O esgotamento relâmpago não é um capricho de fã: ele chega numa temporada em que a própria Kadokawa revê a lógica de monetização dos seus títulos. Enquanto o filme Overlord: The Sacred Kingdom segue sem data, a empresa mede o fôlego do público com produtos de alto ticket, estratégia que pode redirecionar a produção de animes de catálogo inteiro. Eis por que a estátua vale mais do que a própria resina que a compõe.

Albedo “Supreme” vendeu como hot-toy e virou termômetro de hype

Apresentada num box vitrificado, a figura traz asas destacáveis, base iluminada e certificado numerado. Detalhes que parecem supérfluos, mas funcionam como alavanca para atrair o nicho de colecionadores que transformou a bolsa-castelo de Howl em item de investimento pop. Segundo a Kadokawa, o primeiro lote bateu o limite técnico da fábrica em menos de meio dia, forçando a abertura de uma segunda leva para entrega em maio de 2025.

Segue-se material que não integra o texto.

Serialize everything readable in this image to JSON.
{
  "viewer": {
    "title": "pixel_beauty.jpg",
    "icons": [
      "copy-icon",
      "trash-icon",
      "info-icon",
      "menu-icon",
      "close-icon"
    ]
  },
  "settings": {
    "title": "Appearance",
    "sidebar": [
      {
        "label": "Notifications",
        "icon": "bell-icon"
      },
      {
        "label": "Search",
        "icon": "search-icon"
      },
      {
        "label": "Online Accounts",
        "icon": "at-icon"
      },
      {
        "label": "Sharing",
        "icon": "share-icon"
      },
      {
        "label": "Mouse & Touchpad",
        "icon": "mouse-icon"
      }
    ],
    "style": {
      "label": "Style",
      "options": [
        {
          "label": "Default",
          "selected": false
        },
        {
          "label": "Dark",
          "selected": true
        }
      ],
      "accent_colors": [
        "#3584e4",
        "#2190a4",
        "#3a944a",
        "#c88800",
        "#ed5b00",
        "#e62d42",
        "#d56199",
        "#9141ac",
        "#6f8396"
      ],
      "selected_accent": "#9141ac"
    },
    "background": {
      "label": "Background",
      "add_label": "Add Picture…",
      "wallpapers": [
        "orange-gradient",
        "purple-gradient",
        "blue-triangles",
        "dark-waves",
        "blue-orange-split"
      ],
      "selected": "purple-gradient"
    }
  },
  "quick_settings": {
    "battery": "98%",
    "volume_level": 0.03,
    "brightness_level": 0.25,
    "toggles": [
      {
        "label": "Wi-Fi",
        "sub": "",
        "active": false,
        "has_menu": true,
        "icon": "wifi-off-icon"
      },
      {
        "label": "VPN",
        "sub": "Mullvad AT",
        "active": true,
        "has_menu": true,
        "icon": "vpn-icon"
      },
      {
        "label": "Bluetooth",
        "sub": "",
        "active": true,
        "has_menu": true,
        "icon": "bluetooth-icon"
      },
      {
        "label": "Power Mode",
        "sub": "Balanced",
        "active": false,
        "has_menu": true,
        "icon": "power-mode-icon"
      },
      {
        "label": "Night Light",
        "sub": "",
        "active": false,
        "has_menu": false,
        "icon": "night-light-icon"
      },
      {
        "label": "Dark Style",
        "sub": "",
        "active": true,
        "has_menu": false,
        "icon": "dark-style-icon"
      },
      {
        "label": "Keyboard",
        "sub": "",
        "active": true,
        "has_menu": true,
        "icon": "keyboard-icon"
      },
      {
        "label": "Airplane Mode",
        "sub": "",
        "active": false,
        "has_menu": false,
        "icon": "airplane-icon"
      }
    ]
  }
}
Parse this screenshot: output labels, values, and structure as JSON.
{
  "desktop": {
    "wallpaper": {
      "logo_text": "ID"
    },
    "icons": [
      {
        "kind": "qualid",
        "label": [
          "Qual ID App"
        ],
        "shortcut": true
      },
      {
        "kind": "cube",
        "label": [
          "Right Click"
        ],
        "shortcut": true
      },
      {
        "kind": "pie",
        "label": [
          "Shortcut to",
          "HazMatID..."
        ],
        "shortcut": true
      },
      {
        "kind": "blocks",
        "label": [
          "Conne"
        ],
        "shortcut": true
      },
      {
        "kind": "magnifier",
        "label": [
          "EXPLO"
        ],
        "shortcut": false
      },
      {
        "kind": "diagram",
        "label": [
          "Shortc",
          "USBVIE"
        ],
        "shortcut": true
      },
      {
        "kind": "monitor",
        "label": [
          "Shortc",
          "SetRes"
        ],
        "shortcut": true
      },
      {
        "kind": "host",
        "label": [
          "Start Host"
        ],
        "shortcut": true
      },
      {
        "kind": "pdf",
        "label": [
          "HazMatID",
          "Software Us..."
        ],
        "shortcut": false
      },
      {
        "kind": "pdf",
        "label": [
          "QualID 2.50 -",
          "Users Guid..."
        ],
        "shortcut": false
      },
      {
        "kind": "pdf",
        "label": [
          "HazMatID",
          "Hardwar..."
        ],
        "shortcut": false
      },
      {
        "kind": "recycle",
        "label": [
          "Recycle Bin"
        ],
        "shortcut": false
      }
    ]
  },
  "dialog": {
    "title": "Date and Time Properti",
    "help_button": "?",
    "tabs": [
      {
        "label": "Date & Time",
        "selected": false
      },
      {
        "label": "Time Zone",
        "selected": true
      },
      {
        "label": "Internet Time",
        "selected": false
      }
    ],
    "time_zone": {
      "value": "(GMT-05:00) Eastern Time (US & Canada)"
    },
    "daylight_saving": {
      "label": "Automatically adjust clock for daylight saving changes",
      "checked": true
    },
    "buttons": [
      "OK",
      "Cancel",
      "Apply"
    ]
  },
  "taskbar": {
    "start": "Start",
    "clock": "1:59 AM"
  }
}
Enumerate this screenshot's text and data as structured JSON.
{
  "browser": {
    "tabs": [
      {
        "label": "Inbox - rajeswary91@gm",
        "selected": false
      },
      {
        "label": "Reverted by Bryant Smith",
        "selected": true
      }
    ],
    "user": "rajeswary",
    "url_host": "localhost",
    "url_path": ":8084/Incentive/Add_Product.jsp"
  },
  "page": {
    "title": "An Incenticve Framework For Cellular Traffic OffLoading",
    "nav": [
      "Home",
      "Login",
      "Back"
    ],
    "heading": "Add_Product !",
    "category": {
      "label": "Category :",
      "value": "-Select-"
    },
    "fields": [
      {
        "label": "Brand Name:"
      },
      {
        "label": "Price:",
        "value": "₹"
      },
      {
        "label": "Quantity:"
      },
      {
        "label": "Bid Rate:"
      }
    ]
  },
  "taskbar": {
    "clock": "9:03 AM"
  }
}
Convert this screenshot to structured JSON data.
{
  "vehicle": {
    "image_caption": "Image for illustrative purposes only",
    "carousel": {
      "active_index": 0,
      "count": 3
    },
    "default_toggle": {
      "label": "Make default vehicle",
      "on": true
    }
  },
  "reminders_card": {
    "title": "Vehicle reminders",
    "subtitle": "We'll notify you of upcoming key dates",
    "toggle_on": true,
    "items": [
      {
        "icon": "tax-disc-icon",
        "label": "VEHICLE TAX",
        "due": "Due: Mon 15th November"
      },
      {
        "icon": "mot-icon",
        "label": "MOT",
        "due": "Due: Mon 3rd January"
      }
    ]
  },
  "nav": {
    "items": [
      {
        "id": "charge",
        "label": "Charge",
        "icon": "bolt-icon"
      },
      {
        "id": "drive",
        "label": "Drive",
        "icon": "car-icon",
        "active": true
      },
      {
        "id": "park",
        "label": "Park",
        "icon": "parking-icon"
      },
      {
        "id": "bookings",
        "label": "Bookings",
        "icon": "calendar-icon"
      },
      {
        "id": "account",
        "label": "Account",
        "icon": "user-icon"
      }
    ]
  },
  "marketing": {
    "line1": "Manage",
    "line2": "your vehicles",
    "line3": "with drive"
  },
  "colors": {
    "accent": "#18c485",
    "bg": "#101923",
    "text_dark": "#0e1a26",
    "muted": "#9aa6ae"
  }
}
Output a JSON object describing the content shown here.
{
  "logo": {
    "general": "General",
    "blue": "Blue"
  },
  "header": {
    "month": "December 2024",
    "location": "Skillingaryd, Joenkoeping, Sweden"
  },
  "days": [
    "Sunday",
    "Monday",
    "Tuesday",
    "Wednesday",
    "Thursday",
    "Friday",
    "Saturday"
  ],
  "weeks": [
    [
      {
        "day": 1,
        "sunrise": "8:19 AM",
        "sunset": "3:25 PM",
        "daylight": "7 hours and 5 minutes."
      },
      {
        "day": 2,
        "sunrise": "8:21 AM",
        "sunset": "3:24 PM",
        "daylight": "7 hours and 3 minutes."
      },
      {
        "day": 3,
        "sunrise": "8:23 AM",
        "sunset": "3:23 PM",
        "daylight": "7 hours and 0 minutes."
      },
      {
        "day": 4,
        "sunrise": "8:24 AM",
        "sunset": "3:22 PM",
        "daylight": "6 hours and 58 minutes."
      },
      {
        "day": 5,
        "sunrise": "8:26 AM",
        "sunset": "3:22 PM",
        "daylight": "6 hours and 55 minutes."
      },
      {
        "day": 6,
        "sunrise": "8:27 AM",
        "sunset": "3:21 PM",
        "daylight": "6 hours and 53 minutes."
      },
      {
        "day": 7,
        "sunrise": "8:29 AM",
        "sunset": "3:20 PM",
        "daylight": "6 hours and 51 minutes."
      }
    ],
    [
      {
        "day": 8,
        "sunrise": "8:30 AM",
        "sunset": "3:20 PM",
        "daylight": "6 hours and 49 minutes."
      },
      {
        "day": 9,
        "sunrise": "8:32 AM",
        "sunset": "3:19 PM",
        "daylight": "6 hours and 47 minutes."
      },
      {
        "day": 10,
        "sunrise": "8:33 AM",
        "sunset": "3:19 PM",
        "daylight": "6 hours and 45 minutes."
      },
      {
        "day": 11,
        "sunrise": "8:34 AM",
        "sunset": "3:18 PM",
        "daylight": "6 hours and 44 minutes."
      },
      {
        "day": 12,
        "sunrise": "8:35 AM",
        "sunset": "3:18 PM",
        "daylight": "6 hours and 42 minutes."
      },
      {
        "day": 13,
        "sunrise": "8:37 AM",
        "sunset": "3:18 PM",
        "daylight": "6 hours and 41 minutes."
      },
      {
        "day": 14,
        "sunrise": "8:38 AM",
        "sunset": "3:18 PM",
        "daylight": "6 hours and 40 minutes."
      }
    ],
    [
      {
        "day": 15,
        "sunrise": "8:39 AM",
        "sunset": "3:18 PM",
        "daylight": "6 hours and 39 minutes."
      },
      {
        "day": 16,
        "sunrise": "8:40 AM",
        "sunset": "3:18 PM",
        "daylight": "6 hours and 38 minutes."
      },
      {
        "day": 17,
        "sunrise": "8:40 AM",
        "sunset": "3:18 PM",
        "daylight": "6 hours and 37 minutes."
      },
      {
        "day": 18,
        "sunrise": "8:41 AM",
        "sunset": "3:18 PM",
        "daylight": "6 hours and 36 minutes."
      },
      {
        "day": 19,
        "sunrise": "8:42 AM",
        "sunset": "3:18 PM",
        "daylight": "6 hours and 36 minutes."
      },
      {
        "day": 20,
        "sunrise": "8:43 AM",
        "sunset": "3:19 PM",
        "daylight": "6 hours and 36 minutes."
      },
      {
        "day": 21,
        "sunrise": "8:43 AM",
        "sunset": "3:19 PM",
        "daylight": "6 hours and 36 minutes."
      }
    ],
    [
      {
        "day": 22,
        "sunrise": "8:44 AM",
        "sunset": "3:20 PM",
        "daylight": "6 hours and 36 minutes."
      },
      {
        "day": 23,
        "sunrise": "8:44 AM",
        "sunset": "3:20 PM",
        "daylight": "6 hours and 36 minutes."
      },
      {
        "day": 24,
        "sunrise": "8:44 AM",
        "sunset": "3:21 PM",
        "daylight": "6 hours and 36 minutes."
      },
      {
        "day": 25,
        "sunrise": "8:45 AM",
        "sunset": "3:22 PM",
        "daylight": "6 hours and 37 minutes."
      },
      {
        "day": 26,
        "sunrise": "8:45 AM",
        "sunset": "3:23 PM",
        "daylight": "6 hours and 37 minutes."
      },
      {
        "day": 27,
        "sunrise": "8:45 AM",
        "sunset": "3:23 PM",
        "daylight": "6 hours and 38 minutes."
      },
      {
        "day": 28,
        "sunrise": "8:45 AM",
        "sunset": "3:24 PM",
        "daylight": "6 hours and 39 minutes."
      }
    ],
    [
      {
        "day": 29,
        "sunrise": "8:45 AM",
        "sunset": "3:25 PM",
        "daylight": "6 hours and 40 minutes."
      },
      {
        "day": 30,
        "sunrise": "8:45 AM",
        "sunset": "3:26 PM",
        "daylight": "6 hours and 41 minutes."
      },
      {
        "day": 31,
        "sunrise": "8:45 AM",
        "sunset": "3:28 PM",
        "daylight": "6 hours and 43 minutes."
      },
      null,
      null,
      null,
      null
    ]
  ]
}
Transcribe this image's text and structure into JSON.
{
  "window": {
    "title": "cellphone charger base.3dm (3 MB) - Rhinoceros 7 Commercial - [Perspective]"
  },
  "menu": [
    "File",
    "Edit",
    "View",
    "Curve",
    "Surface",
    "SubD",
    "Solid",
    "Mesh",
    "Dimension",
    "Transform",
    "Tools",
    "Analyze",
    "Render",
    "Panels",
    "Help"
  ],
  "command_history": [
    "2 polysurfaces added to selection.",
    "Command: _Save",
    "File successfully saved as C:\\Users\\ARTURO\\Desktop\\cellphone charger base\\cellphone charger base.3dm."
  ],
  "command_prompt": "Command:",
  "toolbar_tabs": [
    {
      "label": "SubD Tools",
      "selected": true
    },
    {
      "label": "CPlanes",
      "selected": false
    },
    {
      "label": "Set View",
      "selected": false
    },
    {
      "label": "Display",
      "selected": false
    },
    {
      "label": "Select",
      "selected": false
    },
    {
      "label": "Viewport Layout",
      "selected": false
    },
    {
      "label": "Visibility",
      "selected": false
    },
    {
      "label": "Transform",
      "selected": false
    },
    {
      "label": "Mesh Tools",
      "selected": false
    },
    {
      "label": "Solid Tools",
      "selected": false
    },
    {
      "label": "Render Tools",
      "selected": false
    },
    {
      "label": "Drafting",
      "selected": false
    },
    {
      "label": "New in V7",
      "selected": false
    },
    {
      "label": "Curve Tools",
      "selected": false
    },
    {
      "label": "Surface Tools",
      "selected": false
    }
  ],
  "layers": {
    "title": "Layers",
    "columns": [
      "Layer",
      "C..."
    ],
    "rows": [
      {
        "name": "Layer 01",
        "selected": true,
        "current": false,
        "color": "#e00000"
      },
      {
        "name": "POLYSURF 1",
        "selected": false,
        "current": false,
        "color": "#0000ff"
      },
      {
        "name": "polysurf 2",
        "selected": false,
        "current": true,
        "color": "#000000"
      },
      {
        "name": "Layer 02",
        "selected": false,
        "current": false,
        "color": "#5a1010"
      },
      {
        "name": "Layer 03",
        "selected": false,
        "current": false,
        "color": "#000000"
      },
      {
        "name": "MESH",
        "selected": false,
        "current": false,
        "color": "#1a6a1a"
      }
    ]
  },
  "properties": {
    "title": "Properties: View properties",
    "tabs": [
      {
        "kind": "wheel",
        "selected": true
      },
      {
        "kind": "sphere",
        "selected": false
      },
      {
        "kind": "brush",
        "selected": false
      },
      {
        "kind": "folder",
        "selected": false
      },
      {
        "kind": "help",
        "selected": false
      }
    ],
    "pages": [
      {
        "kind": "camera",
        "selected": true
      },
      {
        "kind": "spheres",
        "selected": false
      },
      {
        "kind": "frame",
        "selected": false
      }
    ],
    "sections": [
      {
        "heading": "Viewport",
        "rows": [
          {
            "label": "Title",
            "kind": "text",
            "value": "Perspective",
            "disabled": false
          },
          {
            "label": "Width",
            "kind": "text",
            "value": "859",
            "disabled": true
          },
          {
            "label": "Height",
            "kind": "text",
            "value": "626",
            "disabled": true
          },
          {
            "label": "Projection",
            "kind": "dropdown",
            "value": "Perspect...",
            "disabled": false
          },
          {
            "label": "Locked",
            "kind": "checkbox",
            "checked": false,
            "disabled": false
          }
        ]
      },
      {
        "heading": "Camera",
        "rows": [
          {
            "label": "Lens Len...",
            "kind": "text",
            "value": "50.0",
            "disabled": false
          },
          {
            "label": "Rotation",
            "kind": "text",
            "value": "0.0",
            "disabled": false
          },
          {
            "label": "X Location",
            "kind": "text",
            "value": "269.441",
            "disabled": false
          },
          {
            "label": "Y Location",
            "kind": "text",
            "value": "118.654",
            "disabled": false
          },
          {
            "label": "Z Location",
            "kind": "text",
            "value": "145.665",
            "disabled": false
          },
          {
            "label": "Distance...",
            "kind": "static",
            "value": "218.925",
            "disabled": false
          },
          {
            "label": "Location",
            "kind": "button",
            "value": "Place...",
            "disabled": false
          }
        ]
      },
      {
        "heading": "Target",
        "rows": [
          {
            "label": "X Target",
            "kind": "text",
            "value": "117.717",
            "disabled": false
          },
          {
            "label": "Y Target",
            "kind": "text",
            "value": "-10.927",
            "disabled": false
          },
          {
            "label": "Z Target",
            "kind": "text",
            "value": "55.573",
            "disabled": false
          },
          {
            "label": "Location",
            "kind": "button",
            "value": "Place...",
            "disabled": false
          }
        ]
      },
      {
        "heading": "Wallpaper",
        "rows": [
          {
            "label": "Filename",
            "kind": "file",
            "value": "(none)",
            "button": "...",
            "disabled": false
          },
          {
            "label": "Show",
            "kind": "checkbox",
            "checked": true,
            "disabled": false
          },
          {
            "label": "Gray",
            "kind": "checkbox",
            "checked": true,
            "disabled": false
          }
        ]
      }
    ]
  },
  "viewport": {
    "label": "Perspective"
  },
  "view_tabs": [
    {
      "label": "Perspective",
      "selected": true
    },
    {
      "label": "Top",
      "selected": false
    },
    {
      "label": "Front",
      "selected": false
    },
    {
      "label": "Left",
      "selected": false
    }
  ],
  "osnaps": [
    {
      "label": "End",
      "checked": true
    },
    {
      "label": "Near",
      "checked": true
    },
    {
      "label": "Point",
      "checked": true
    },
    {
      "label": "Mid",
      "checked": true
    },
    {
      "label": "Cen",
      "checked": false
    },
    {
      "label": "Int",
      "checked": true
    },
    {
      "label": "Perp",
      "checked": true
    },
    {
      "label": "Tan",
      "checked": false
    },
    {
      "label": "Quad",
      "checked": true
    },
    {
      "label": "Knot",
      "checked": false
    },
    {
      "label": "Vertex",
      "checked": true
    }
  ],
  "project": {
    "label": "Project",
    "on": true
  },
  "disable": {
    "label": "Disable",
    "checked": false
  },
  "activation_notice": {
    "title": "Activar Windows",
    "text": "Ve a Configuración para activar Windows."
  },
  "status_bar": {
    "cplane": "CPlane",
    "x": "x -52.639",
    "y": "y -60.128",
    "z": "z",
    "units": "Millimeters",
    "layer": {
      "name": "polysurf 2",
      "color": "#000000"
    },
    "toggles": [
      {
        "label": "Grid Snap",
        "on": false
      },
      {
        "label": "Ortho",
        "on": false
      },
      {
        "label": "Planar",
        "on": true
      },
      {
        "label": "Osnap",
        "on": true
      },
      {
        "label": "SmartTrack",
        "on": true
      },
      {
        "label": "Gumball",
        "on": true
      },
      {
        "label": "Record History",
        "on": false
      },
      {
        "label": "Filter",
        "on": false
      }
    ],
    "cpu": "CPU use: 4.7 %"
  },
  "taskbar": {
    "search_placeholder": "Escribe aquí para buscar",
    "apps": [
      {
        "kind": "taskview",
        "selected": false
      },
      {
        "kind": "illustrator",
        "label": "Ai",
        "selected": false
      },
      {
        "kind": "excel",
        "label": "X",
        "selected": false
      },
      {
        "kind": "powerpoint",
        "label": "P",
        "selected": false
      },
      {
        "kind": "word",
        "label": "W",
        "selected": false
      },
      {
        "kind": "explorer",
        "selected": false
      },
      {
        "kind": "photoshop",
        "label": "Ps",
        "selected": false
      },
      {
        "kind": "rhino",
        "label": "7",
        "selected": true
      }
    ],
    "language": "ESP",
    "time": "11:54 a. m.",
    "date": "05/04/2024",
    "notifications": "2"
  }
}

A manobra repete o padrão de escassez percebido em relançamentos recentes de clássicos isekai, como o box comemorativo de Tenchi Muyo — outro caso em que o estúdio testou a disposição dos fãs a pagar mais pela memória, como analisamos em Tenchi Muyo renasce 31 anos depois. A diferença é que Overlord não é um revival arqueológico: a quarta temporada foi ao ar em 2022, e o filme em produção mantém a franquia viva no streaming. Ou seja, o público ainda está quente, e a editora decidiu capitalizar antes que o ciclo de atenção encolha.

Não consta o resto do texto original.